Habe ich einen Menschen, der mich so zurechtweist, dass ich es annehmen und umkehren kann?
Habe ich einen Menschen, der mich so zurechtweist, dass ich es annehmen und umkehren kann?
Mag. Josef Grünwidl schreibt über das Evangelium vom 7. September 2014.
Es ist leichter, beide Augen zuzudrücken und wegzuschauen, als sich mit dem Fehlverhalten eines Menschen zu beschäftigen, um ihm zu helfen. In der Gemeindeordnung des Matthäusevangeliums (Mt 18,15-20) wird die Verantwortung füreinander als konkrete Anwendung des Gleichnisses vom verirrten Schaf (Mt 18,12-14) thematisiert.
Wie ein Hirt das verirrte Schaf sucht, so geht Christus uns Verlorenen und Verirrten geduldig nach. Die in seinem Namen versammelte Gemeinde darf nicht zuschauen, wenn jemand in sein Unglück rennt, denn alle Getauften haben ein Hirtencharisma.
Überheblichkeit, Kritiksucht und Besserwisserei sind einem guten Hirten fremd. Bequemlichkeit und Angst vor Scherereien halten ihn nicht davon ab, Verantwortung für andere zu übernehmen und sich einzumischen. Das ehrliche, positive Kritikgespräch mit der Schwester und dem Bruder auf Augenhöhe, diskret und ohne Aufsehen gehört zu den schwersten Übungen der Nächstenliebe.

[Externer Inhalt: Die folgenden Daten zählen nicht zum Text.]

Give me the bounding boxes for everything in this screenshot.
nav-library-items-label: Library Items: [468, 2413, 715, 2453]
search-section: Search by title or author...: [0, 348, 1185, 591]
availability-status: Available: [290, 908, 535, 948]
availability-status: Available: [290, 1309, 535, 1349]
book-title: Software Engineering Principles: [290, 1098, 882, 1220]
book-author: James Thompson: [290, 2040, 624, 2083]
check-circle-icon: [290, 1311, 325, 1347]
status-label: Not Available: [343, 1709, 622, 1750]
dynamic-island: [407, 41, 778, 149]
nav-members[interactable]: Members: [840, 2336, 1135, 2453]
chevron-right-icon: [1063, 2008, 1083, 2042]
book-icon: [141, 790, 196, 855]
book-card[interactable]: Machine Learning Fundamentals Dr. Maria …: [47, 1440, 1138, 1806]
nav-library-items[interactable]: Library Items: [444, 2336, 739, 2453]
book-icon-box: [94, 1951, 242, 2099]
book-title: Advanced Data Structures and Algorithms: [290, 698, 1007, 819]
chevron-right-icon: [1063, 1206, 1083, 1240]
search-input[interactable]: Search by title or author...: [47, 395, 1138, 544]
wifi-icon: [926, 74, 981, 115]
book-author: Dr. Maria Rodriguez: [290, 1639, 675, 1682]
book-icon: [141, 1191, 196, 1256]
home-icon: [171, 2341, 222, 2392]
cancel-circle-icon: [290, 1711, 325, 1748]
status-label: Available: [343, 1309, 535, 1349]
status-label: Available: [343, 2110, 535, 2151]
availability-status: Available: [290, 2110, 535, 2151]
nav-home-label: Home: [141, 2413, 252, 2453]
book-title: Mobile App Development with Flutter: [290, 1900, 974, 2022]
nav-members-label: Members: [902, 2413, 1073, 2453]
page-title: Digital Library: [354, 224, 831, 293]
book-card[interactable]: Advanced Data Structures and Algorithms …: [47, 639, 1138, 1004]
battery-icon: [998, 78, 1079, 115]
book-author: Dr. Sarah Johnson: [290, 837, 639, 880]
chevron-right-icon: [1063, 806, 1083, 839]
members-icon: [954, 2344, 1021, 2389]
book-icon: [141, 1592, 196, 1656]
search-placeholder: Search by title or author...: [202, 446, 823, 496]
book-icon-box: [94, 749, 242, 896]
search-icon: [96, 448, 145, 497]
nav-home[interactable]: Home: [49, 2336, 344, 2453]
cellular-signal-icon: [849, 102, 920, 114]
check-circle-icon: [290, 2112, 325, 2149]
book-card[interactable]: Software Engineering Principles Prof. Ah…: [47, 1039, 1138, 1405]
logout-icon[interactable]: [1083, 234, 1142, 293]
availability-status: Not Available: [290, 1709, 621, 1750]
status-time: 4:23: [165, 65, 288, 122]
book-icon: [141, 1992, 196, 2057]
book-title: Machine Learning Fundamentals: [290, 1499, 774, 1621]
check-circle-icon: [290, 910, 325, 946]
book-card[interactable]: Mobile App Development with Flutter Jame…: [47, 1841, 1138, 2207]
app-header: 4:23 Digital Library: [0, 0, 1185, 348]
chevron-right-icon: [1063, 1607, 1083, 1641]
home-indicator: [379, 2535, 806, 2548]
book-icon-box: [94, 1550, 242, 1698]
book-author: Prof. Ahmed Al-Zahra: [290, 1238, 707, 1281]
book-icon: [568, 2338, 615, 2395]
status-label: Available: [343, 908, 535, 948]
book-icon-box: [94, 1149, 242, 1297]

Nicht über den Betroffenen, sondern mit ihm reden. Fehler nicht verbreiten und weitererzählen, sondern mithelfen, dass sie aus der Welt geschafft werden. Sollten alle Kommunikationsversuche scheitern, bleibt als letzte Konsequenz die Exkommunikation. Die Gemeinde kann Grenzen ziehen, um die Einheit mit Christus und die Verbundenheit untereinander zu schützen.
Die Gemeindeordnung des Matthäusevangeliums zeichnet das Bild von einer Kirche, in der Verirrte und Sünder ernstgenommen, nicht übersehen oder abgeschrieben werden, sondern eine neue Chance bekommen. Das gelingt weniger durch Sanktionen als vielmehr durch das Gebet und das geduldige, geschwisterliche Gespräch.